UN Office for the Coordination of Humanitarian Affairs
14 March 2012: the 2011-2012 growing season in Mali has been devastated by a lack of rain, leading to a drop in agricultural productivity and reduced grazing sources for livestock, threatening the livelihoods of millions of small farmers and agro-pastoralists.
The national early warning system indicates that roughly 3.5 million people have become vulnerable. The current food and nutrition crisis affects one out of five Malians, with a possible peak expected during the dry season between April and September 2012.
Global acute malnutrition rates among children aged 6-59 months have reached critical levels in numerous regions of the country, hovering between 12 and 15 per cent. Some 40,000 children are affected by severe acute malnutrition while some 150,000 children are affected by moderate malnutrition in the country.

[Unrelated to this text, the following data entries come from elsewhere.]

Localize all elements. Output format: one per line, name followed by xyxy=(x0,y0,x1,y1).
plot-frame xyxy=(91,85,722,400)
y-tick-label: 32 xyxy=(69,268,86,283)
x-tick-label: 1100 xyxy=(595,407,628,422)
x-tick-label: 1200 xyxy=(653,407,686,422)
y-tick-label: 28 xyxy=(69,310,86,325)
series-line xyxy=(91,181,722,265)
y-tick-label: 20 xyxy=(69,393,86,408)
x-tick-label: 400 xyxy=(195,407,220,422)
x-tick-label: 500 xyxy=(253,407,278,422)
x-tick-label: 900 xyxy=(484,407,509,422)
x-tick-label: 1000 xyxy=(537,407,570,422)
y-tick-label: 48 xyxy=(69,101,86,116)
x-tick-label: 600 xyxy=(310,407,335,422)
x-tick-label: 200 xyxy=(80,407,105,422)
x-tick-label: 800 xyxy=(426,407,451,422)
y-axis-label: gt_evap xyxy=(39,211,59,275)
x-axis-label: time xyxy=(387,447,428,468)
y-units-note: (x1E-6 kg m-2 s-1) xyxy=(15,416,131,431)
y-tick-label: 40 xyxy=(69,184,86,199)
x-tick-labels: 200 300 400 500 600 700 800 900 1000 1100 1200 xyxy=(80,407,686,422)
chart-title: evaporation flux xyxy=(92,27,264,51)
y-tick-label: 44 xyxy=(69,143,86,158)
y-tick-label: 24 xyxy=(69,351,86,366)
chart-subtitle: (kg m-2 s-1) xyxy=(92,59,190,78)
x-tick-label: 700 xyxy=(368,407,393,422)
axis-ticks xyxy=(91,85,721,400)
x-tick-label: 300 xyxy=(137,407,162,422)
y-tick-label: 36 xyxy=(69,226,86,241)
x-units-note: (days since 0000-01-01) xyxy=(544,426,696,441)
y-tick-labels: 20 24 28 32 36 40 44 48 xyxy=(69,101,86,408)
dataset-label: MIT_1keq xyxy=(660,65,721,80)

In response, the Central Emergency Response Fund (CERF) allocated more than US$6 million to three United Nations agencies in Mali. The World Food Programme (WFP) received a grant of $2.6 million to provide food to 47,000 people affected by the crisis for 100 days. The most vulnerable people will be targeted with food assistance including: women heads of households; the elderly ; the disabled ; and farmers, fishermen and pastoral families living in poverty. Local community committees will play a key role in identifying the most vulnerable.
The Food and Agriculture Organization (FAO) received a grant of $800,000 to provide assistance to 6,000 households, or 42,000 people in the most affected regions. Funds will provide 3,000 farmer households with ruminants, livestock feed and veterinary kits to ensure healthy herds in the face of dwindling grazing areas. In addition, the most vulnerable 3,000 households will receive seeds, fertilizers and agricultural tools to improve household agricultural productivity, and poultry to boost the nutrition of famer families.
To address malnutrition, the United Nations Children’s Fund (UNICEF) received a grant of $2.6 million to strengthen and scale up the prevention and treatment of malnourished children, launch complementary water and sanitation projects, and child protection activities. Nutrition projects will provide food aid to children aged 6 to 59 months in health facilities, and at the community and household level. Water and sanitation activities will provide safe drinking water to communities and ensure clean water is available in health centres. UNICEF activities will also help develop and strengthen gender-based violence prevention and child protection coordination mechanisms. More than 72,000 people will benefit from UNICEF CERF-supported activities in the country.